I am not saying that most things are not important. There are things which are important and things that will impact your life tremendously. This is why it is important to get involved in politics in many instances. But that does not mean that there are overarching theories of how the world works (Neoliberalism being responsible for literally everything, the New World Order, lizard people…take your pick). What it means is instead that there are things that affect your life and things that do not and it is up to you to decide how much they matter to you.

At the risk of sounding a bit glib, I think something like this is how a lot of people came around on gay marriage. Think of being anti-gay marriage, if you can. If you are against gay marriage, then your life must be hell right now because somewhere, right now, a gay couple is getting married. If you do not like this, what are you supposed to do? I suppose you could be like the Westboro Baptist Church: spending your life traveling around picketing places like soldiers’ funerals and what not, or spending countless dollars and hours in court for various reasons trying to get rid of them. But you will not win and even if you did somehow, what is the point? It is you using your time to do something that people are going to be doing anyway and you yourself have no control over other people’s behavior. You need to ask yourself then at this juncture, “What on earth am I getting out of this that I am going around, trying to make people who I don’t know, I don’t interact with, and have no intention of spending large amounts of time with miserable?”

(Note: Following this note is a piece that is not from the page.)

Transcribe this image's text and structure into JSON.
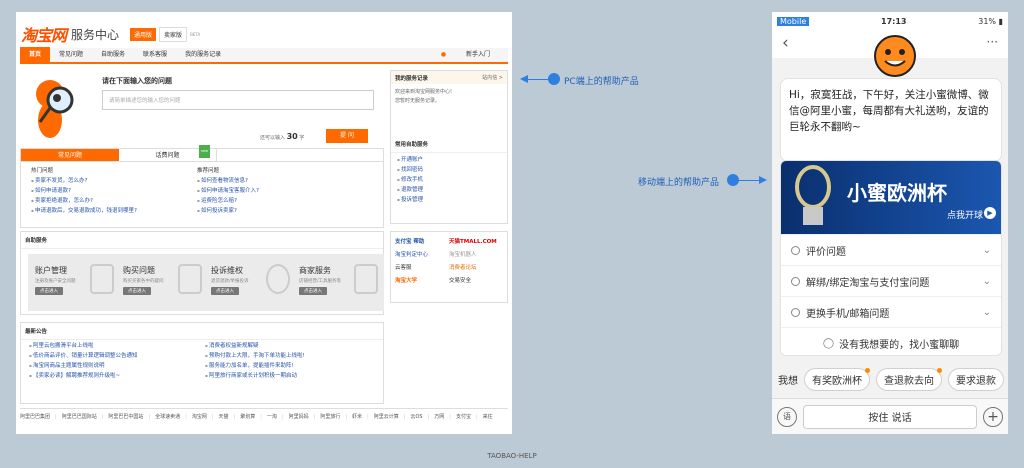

The ultimate answer, I think, is because you have invested your moral self-worth, nay, your entire identity itself into this aspect of your person when you could be doing other things with your life. Consider that Nazi who is been going around, Richard Spencer. Now, he is a horrible human being who we should not feel sorry for since he is doing all of what he does without hesitation and he does not seem any sorry about say, calling for a “peaceful ethnic cleansing” or whatever monstrous bile that is coming out of his mouth. But can you imagine for a minute how miserable Richard Spencer must be if he has spent his entire adult life advocating for this sort of thing? I am not saying he has failed because of this: He has done very well for himself in his way (which again I think says a lot about what kind of people we are talking about here that give Richard Spencer money). But Richard Spencer, Nazi, is also Richard Spencer the father of a small child, Richard Spencer whose marriage fell apart, Richard Spencer who is an expert on Depeche Mode and Richard Spencer who, as strange as this is to imagine, actually has friends. There are infinite aspects of his being that he could be using instead of being a Nazi and he has so little self-esteem that he needs to base his identity around the idea of being White, rather than all of the things I just listed.

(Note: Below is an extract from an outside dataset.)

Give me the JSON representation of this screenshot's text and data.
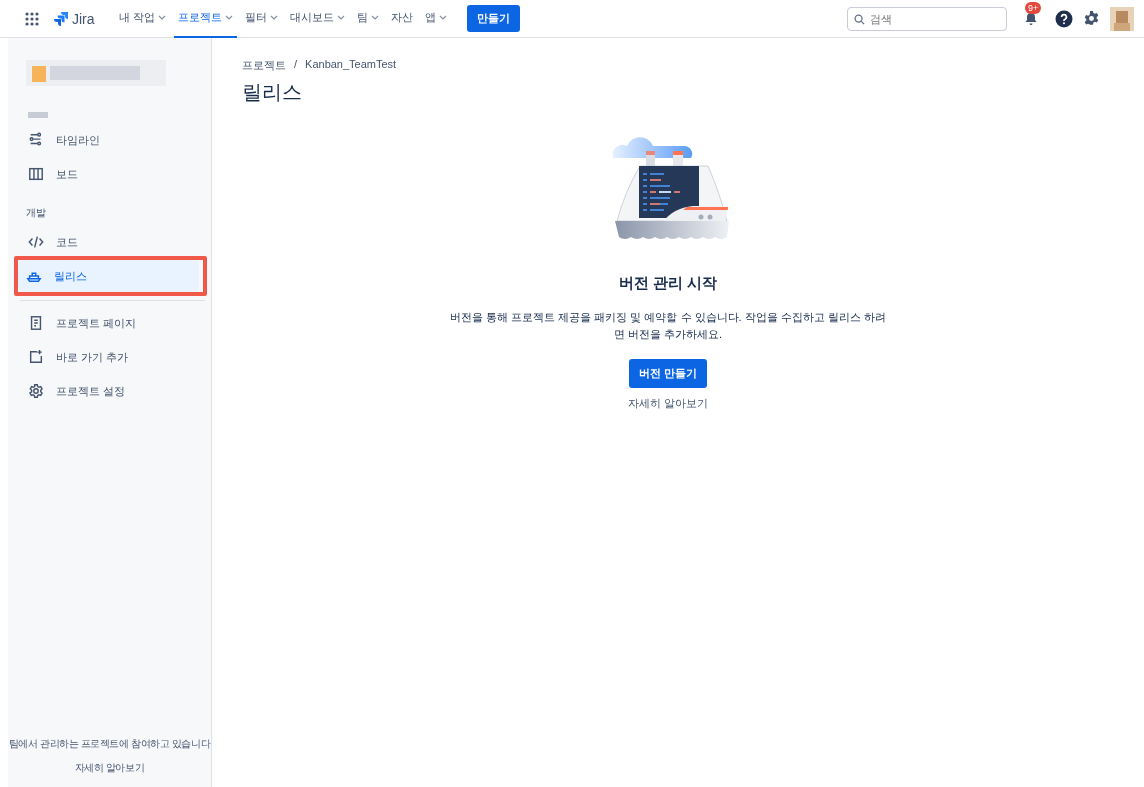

Fundamentally, doing Nazi-like stuff (unless we get into a scary situation where they could get power) does not matter and engaging with them does not matter. You are not going to feel better ranting about some White Student Union at a small college in Alabama because you are far away, you do not have to deal with these people and you know what you are getting with them. What is the point of engaging in the world if you just vent against it? I am not saying to never dissent—dissent is one of the most valuable things a person can do to take a stand against something they consider unjust. But there is a difference between strategic dissent and dissent that is done entirely to make yourself feel better and only you to feel better.

Adulthood is about realizing what is really important, but it is also about realizing what things really mean. Ultimately, the world is not about theories of how it works. The meaning of the world is not in the physical world, but is instead what we choose has meaning, how we choose to live our lives and even if it is in only our current existence providing for others and ourselves in order to live our life to the best.